Aantekening op de achterzijde: 1o door 17e-eeuwse hand: Littere ratificationis Adulphi, Romanorum regis, bonorum donationis existentium in loco Casallo, s[ito in] pago de Masselant, et in pago de [Ey]ck per Amfridum (sic), comitem, ecclesie Thorensi facte, 1292.

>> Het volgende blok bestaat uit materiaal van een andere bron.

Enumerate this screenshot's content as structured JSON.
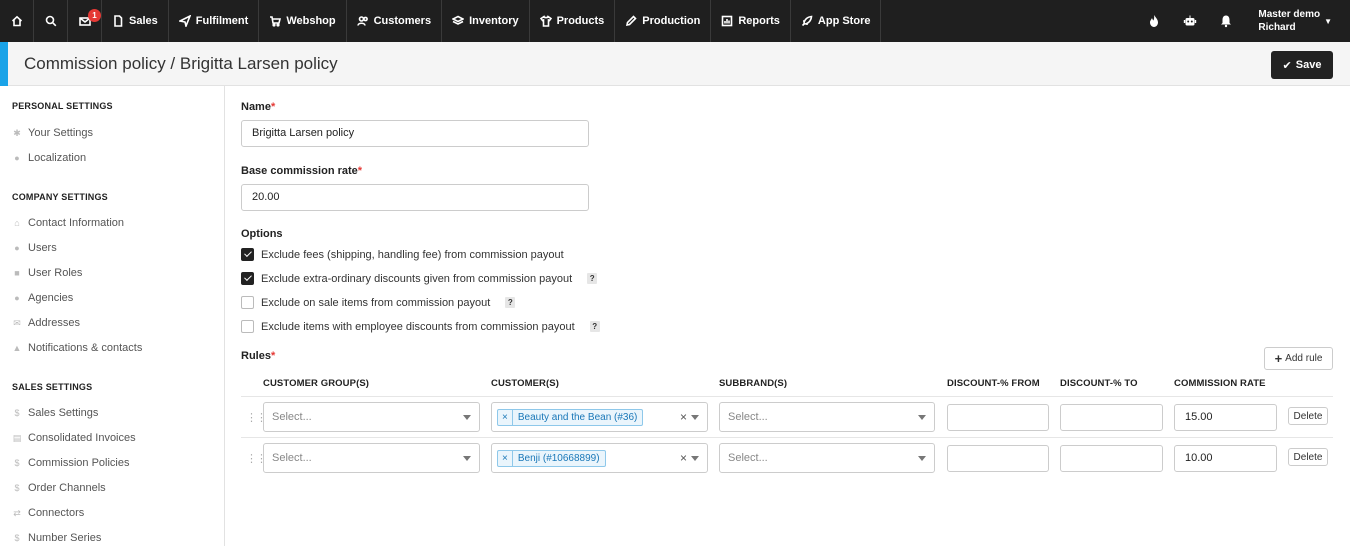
{
  "nav": {
    "notifications_count": "1",
    "items": [
      "Sales",
      "Fulfilment",
      "Webshop",
      "Customers",
      "Inventory",
      "Products",
      "Production",
      "Reports",
      "App Store"
    ],
    "user_line1": "Master demo",
    "user_line2": "Richard"
  },
  "header": {
    "title": "Commission policy / Brigitta Larsen policy",
    "save_label": "Save"
  },
  "sidebar": {
    "personal_heading": "PERSONAL SETTINGS",
    "personal": [
      "Your Settings",
      "Localization"
    ],
    "company_heading": "COMPANY SETTINGS",
    "company": [
      "Contact Information",
      "Users",
      "User Roles",
      "Agencies",
      "Addresses",
      "Notifications & contacts"
    ],
    "sales_heading": "SALES SETTINGS",
    "sales": [
      "Sales Settings",
      "Consolidated Invoices",
      "Commission Policies",
      "Order Channels",
      "Connectors",
      "Number Series"
    ]
  },
  "form": {
    "name_label": "Name",
    "name_value": "Brigitta Larsen policy",
    "rate_label": "Base commission rate",
    "rate_value": "20.00",
    "options_label": "Options",
    "options": [
      {
        "label": "Exclude fees (shipping, handling fee) from commission payout",
        "checked": true,
        "help": false
      },
      {
        "label": "Exclude extra-ordinary discounts given from commission payout",
        "checked": true,
        "help": true
      },
      {
        "label": "Exclude on sale items from commission payout",
        "checked": false,
        "help": true
      },
      {
        "label": "Exclude items with employee discounts from commission payout",
        "checked": false,
        "help": true
      }
    ],
    "help_glyph": "?",
    "rules_label": "Rules",
    "add_rule_label": "Add rule"
  },
  "rules_table": {
    "columns": [
      "CUSTOMER GROUP(S)",
      "CUSTOMER(S)",
      "SUBBRAND(S)",
      "DISCOUNT-% FROM",
      "DISCOUNT-% TO",
      "COMMISSION RATE"
    ],
    "select_placeholder": "Select...",
    "delete_label": "Delete",
    "rows": [
      {
        "customer_group": "",
        "customer_tag": "Beauty and the Bean (#36)",
        "subbrand": "",
        "discount_from": "",
        "discount_to": "",
        "commission_rate": "15.00"
      },
      {
        "customer_group": "",
        "customer_tag": "Benji (#10668899)",
        "subbrand": "",
        "discount_from": "",
        "discount_to": "",
        "commission_rate": "10.00"
      }
    ]
  }
}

Bezegeling: één uithangend bevestigd zegel, dat aangekondigd is, namelijk: S1 van Adolf, rooms-koning, van witte was, zwaar beschadigd. Voor een beschrijving en afbeelding van S1, zie Venner, ‘Zegels Thorn’, 37-38.
Afschrift
B. vóór april 1640, Ibidem, toegangsnr. 01.187B, archief Vrije Rijksheerlijkheid Thorn, inv. nr. 1628 (voorheen cartularium nr. 1) = Cartularium abbatiae imperialis Thorensis, 966-1600, p. 21-22, gewaarmerkt afschrift door Jacobus Vrancx, naar A.
Uitgaven
a. Franquinet, Beredeneerde inventaris Thorn, 75-76, nr. 47, naar A. – b. Habets, Archieven Thorn, 66-67, nr. 73, naar a.
Regesten
Böhmer-Samanek, Regesten 1273–1313, 38, nr. 84. – Bormans en Halkin, Table Chronologique, XI-2, 436. – Haas, Chronologische lijst, 93, nr. 252.
Ontstaan en samenhang
Voor de hieronder bevestigde oorkonde, zie Collectie Thorn, nr. 1. Op 15 september 1292 zijn door rooms-koning Adolf nog twee andere bevestigings- en hernieuwingsoorkonden verleend aan de abdij van Thorn (zie Collectie Thorn, nrs. 61 en 62), alsmede een vidimus met bevestiging van de oorkonde van de graaf van Gelre op 17 september 1292 (zie Collectie Thorn, nr. 63). De drie bevestigingsoorkonden d.d. 15 september 1292 hebben een nagenoeg gelijkluidend dictaat.
Tekstuitgave
De lacunes in A zijn aangevuld naar B.